Figure EV5. Analysis of Arp2/3 complex binding to actin filaments or VCA.

(A) The left panel shows representative Coomassie-stained protein gels of the co-sedimentation of Arp2/3 complexes containing ArpC5L together with ArpC1A (top) or ArpC1B (bottom) with 15 µM actin (P pellet) in the absence (DMSO) or presence of 100 µM CK-666 or CK-869. The supernatant (S) contains unbound Arp2/3 complexes and non-pelleted G-actin. MK represents the molecular weight markers. The right graph shows the quantification of the mean co-sedimentation fraction of the indicated Arp2/3 complexes in the absence (DMSO) or presence of CK-666 or CK-869 from three independent experiments at 3 and 15 µM actin, with the error bars indicating the standard deviation.
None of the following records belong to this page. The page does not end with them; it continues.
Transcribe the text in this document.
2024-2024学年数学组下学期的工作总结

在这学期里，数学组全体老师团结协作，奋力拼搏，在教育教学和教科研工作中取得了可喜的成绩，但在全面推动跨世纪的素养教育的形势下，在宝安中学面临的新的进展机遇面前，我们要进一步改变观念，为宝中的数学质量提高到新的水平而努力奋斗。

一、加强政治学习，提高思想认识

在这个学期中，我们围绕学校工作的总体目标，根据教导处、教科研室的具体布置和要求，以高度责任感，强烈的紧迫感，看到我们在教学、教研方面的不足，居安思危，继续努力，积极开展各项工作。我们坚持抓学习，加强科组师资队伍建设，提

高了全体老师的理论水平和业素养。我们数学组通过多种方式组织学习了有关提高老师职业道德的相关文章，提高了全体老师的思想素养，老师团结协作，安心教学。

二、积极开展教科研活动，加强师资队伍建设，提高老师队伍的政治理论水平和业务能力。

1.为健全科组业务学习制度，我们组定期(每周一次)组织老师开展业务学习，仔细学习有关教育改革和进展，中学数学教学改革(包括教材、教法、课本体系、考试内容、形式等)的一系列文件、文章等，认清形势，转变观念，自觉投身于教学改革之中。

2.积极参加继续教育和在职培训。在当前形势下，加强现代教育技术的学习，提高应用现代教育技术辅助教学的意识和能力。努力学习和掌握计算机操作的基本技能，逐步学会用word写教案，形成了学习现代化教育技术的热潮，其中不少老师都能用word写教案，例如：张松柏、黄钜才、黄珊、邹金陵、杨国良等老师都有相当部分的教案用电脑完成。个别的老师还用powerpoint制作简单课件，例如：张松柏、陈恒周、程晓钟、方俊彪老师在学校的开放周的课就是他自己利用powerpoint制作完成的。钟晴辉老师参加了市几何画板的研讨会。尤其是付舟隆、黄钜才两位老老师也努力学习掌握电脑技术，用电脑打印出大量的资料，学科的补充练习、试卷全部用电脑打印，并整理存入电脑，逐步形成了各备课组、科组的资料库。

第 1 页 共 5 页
Two-tailed paired t-test was used to analyse the statistical significance. *p value < 0.05. ns not significant. (B) Immunoblots (left panels) using an ArpC2 antibody demonstrate that 100 µM CK-666 or CK-869 does not impact the interaction of Arp2/3 complexes ArpC5L together with ArpC1A (top) or ArpC1B (bottom) with GST-N-WASP-VCA (Ponceau - red). The right graph shows the quantification of the mean pull-down fraction of the indicated Arp2/3 complexes in the absence (DMSO) or presence of CK-666 or CK-869 from three independent experiments, with the error bars indicating the standard deviation. Two-tailed paired t-test was used to analyse the statistical significance. ns not significant.

Figure EV6. Inhibition of SPIN90-Arp2/3 nucleated linear actin filaments.

Representative plots showing the polymerisation of pyrene actin (Fluorescence Intensity) when Arp2/3 complexes containing ArpC1A/C5L (left) or ArpC1B/C5L (right) are activated by SPIN90-Cter in the absence (blue) or presence of 100 µM CK-666 (yellow) or CK-869 (green).